Sebagai Fasilitator Daerah di Sumbawa, ia juga melakukan penguatan kapasitas guru dalam pendekatan membaca berbasis level kemampuan siswa atau metode Teaching at the Right Level (TaRL). Pelatihan dilakukan setiap minggu di sekolah. Bahkan, ia mendorong guru belajar mandiri dengan rajin membuka Platform Merdeka Mengajar (PMM). Meski bukan sekolah sasaran program penguatan literasi, ia melakukan pengimbasan mandiri di sekolah.

“Saya memiliki misi sendiri untuk terus tingkatkan kemampuan literasi siswa. Sebelum itu dilaksanakan, kapasitas guru harus ditingkatkan,” kata Bu Vivien.

Pelatihan guru rutin dilakukan, bahkan Bu Vivien melihat langsung bagaimana interaksi guru dengan siswa selama proses pembelajaran. Setelah itu, program TaRL mulai diterapkan. Selama semester satu, penerapan dilakukan intensif. Mulai ada perubahan pada level kemampuan membaca siswa tadinya baru mengenal huruf jadi bisa mengeja, dari kurang lancar menjadi lancar membaca.

Ia merasa dunia anak adalah motivasi terbesarnya dalam proses transformasi pembelajaran.
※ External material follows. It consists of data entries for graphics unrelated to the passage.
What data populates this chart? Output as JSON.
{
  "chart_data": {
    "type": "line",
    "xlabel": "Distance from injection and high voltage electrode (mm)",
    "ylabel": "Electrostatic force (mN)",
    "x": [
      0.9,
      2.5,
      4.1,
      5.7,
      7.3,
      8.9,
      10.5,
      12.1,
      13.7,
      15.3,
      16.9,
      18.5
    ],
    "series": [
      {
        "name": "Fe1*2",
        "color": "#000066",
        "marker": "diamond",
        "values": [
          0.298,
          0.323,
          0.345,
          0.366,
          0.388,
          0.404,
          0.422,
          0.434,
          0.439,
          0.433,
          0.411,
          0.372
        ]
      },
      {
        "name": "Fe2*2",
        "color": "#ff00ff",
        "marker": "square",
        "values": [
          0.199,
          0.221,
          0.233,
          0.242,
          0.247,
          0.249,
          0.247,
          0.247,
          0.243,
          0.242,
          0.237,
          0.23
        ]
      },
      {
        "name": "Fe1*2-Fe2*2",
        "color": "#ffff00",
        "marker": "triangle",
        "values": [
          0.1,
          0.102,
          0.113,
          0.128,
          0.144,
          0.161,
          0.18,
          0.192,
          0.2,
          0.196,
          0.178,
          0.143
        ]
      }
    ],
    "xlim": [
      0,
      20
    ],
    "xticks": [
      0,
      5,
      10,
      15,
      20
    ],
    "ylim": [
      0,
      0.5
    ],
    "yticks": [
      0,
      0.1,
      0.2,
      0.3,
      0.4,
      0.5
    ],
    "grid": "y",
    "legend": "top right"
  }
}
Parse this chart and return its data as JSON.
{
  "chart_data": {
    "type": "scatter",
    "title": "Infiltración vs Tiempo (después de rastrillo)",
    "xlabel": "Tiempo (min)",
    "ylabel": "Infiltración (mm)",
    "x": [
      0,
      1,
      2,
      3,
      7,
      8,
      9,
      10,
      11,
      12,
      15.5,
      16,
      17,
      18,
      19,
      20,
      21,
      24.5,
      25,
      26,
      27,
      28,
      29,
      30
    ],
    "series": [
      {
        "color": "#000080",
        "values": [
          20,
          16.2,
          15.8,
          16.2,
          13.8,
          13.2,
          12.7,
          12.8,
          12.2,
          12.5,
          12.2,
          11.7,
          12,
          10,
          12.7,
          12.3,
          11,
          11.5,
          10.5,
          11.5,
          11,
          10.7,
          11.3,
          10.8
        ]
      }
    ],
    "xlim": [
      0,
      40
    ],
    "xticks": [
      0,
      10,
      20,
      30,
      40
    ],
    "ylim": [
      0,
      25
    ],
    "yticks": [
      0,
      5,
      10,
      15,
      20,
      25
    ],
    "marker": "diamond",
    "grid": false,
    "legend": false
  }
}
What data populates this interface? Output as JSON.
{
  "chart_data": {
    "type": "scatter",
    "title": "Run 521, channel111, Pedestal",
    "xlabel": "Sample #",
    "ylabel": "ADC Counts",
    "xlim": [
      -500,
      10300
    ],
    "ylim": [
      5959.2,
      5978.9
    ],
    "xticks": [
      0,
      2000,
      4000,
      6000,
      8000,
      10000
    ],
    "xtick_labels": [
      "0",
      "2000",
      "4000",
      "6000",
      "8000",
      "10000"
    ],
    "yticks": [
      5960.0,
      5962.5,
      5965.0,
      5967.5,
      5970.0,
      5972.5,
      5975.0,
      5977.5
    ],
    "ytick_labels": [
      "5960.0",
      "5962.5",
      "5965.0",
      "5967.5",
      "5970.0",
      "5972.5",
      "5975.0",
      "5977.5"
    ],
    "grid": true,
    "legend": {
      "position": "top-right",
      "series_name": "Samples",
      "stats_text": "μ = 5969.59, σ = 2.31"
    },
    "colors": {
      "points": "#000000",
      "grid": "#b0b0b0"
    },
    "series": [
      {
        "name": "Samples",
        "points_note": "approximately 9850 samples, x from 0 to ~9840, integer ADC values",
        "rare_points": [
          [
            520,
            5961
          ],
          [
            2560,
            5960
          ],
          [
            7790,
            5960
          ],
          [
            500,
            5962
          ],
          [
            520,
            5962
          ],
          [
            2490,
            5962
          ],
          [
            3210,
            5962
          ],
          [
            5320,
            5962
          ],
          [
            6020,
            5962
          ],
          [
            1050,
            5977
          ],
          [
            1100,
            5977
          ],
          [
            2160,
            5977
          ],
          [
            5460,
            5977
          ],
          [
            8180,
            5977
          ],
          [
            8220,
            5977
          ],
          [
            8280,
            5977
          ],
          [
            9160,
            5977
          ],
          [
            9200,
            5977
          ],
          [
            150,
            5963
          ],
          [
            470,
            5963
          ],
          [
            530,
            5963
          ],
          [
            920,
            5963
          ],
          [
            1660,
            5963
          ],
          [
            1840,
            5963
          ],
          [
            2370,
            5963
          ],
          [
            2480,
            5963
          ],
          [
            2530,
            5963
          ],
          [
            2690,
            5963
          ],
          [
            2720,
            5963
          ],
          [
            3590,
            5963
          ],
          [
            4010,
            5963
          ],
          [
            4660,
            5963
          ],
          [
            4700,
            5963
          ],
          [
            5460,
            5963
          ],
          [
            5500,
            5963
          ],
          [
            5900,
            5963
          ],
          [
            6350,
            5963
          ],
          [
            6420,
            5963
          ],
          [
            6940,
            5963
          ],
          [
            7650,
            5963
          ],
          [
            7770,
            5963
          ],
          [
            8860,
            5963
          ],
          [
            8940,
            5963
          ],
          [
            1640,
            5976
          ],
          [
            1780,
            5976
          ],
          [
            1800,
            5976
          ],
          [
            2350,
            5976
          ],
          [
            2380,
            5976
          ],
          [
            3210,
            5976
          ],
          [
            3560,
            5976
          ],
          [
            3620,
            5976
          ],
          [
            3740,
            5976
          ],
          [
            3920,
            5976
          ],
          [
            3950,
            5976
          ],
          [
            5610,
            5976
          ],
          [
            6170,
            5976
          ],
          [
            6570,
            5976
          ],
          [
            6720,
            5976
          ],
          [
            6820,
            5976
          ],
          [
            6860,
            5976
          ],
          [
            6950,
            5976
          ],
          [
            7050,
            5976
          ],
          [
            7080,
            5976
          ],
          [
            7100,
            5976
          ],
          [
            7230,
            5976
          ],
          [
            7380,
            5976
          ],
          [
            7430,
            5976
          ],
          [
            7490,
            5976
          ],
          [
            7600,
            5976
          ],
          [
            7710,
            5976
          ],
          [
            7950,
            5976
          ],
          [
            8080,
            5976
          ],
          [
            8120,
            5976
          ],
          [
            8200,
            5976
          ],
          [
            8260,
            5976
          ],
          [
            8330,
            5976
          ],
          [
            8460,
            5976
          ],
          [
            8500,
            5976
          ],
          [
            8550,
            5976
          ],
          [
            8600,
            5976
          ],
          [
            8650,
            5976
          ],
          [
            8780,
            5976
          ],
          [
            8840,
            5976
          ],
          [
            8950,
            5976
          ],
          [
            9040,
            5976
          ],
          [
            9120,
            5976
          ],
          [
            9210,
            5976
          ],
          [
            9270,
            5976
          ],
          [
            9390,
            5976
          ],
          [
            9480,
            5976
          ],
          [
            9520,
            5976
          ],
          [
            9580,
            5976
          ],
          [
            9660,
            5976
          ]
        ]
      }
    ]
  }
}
Dari kecil ia selalu konsisten bercita cita menjadi guru. Hal itu karena latar belakang orangtuanya adalah guru. Keduanya memberikan teladan bagi Bu Vivien. Ia berharap semoga anak-anak bisa menjadi pelajar pancasila, lingkungan yang mendukung tidak hanya orangtua tetapi pemerintah desa dan masyarakat juga melakukan hal yang sama.

Anak ke depan akan melakukan transformasi, ketika literasi kurang maka bagaimana mereka melakukan perubahan dan mampu merubah lingkungan sekitarnya.

“Bagaimanapun kita bentuk karakter anak, tetapi ketika sampai di rumah dan lingkungan tidak mendukung, maka percuma saja, karena akan mengulang lagi dari nol,” kata Bu Vivien.

Ia juga membuat jurnal ramadhan bagi anak dan orangtua. Hal itu untuk mengajak orangtua lebih berpartisipasi dalam proses pembelajaran anak. Ia sadar, perubahan itu tidak bisa dilakukan sendiri. Kolaborasi bersama semua elemen harus dilakukan demi kemajuan pendidikan anak di sekolah.